Capítulo 13 – Los Siete Poderes

El joven príncipe pudo ver también al viejo Blasco temerariamente situado en la ventana de su aposento, erguido y con las lágrimas arrasándole la cara, al ver cómo la bruja destruía su hogar, pero manteniendo la mirada en el horizonte, esperando todavía, contra toda esperanza, la llegada de su nieto. Cuando finalmente lo vio, corriendo y tras él la corte de amuletos, el viejo no pudo reprimir una exclamación que le salió de lo más profundo de su alma.

–¡Bravo, hijo mío, llegas a tiempo aún!

Milona, desde su atalaya, contemplaba la escena y no podía dar crédito a sus ojos; no hacía ni diez minutos que había visto cómo el joven príncipe había sido sepultado por la bola de fuego que le lanzó, y ahora estaba allí, corriendo a su encuentro, con los amuletos danzando a su espalda. Pero no importaba; si antes no estaba muerto, lo estaría en pocos segundos. Maniobró con la nube hasta colocarla frente al muchacho, que se había detenido ante el movimiento de la maga. Les separaban apenas cien yardas, la bruja sobre la nube, el chico afirmando los pies en el suelo.
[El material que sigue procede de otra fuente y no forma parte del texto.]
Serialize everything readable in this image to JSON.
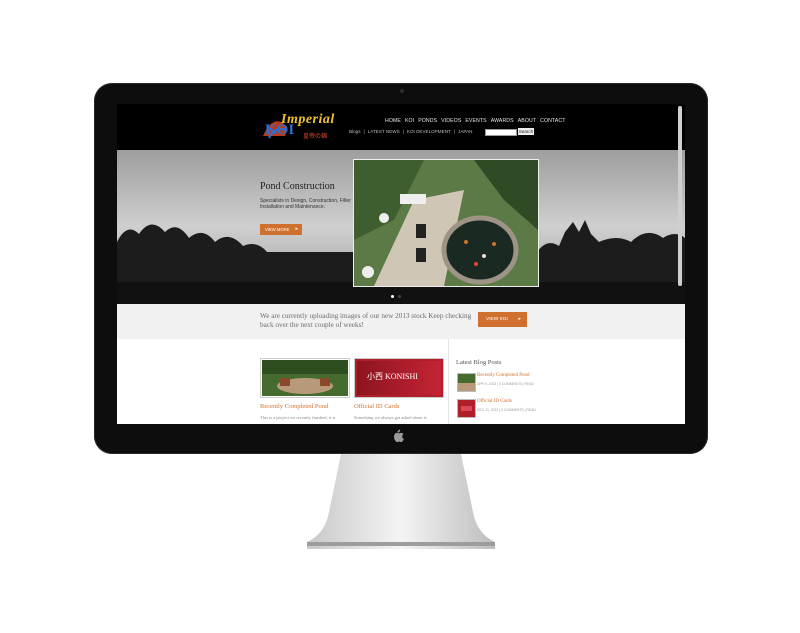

La bruja decidió repetir su último hechizo, segura de que el imberbe no podría escapar dos veces de la misma muerte: levantó ambas manos y proyectó con ellas una gran bola de fuego que cayó a una velocidad endiablada sobre el joven. Benjamín, de inmediato, pensó en el cuenco del agua y éste se colocó en su mano, con su parte abierta en dirección a la bola que se acercaba peligrosamente. Del cuenco surgió un potentísimo chorro de agua, como un obús, en dirección a la bola ígnea, produciéndose un choque brutal entre ambas fuerzas: por un momento bola y chorro mantuvieron una enconada pugna, pero la persistencia del surtidor de agua terminó por hacer ceder a la bola ardiente, que acabó por apagarse totalmente.
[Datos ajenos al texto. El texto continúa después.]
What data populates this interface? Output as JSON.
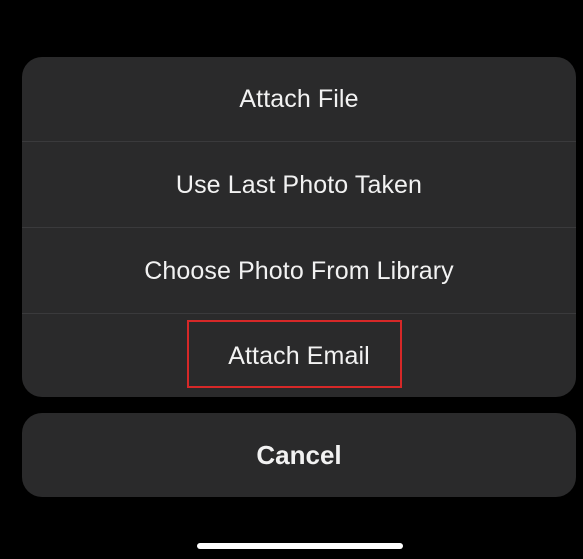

Milona lanzó un horrible juramento. ¡Aquel mocoso se había atrevido a utilizar el Poder del Agua contra ella! Eso no quedaría así. Alzó el vuelo en la nube negra, hasta situarse sobre el castillo. Dirigiría toda su furia contra la familia del joven príncipe, que no tenían los poderes de su insolente hijo. Se lanzó en tromba sobre Cleto, quien empuñaba ya su gran espada, presto a vender cara su vida. A su lado, Mascleto y Anacleto enarbolaban sus tizonas, dispuestos a defender a su padre. Pero Milona no iba a utilizar artes de guerra, sino artes mágicas. Arrojó sobre los tres una red embrujada, que partió como por ensalmo de una de sus manos, y los tres bravos se vieron apresados sin dar tiempo a usar sus armas, que cayeron al suelo. Milona levantó en el aire la red, con su humano contenido, para que Benjamín la viera. El joven, que intentaba ver desde el suelo qué ocurría en el torreón, sintió helársele la sangre al contemplar a sus seres más queridos, aparte de su amado abuelo Blasco, apresados por aquella bruja. Repasó los amuletos y escogió enseguida: la capa se destacó de entre los demás y se le abrochó al instante al cuello. Abrió los brazos el príncipe y, aunque lo esperaba, no pudo dejar de sentir una bola en el estómago al despegar del suelo y volar directamente hacia Milona, que lo veía venir y se separaba de la red apresadora de rey y príncipes. Lanzó la vieja maga sus rayos contra el joven, pero éste los esquivaba con facilidad. Volaba con extrema sencillez, dirigiendo el vuelo simplemente con el deseo de su mente.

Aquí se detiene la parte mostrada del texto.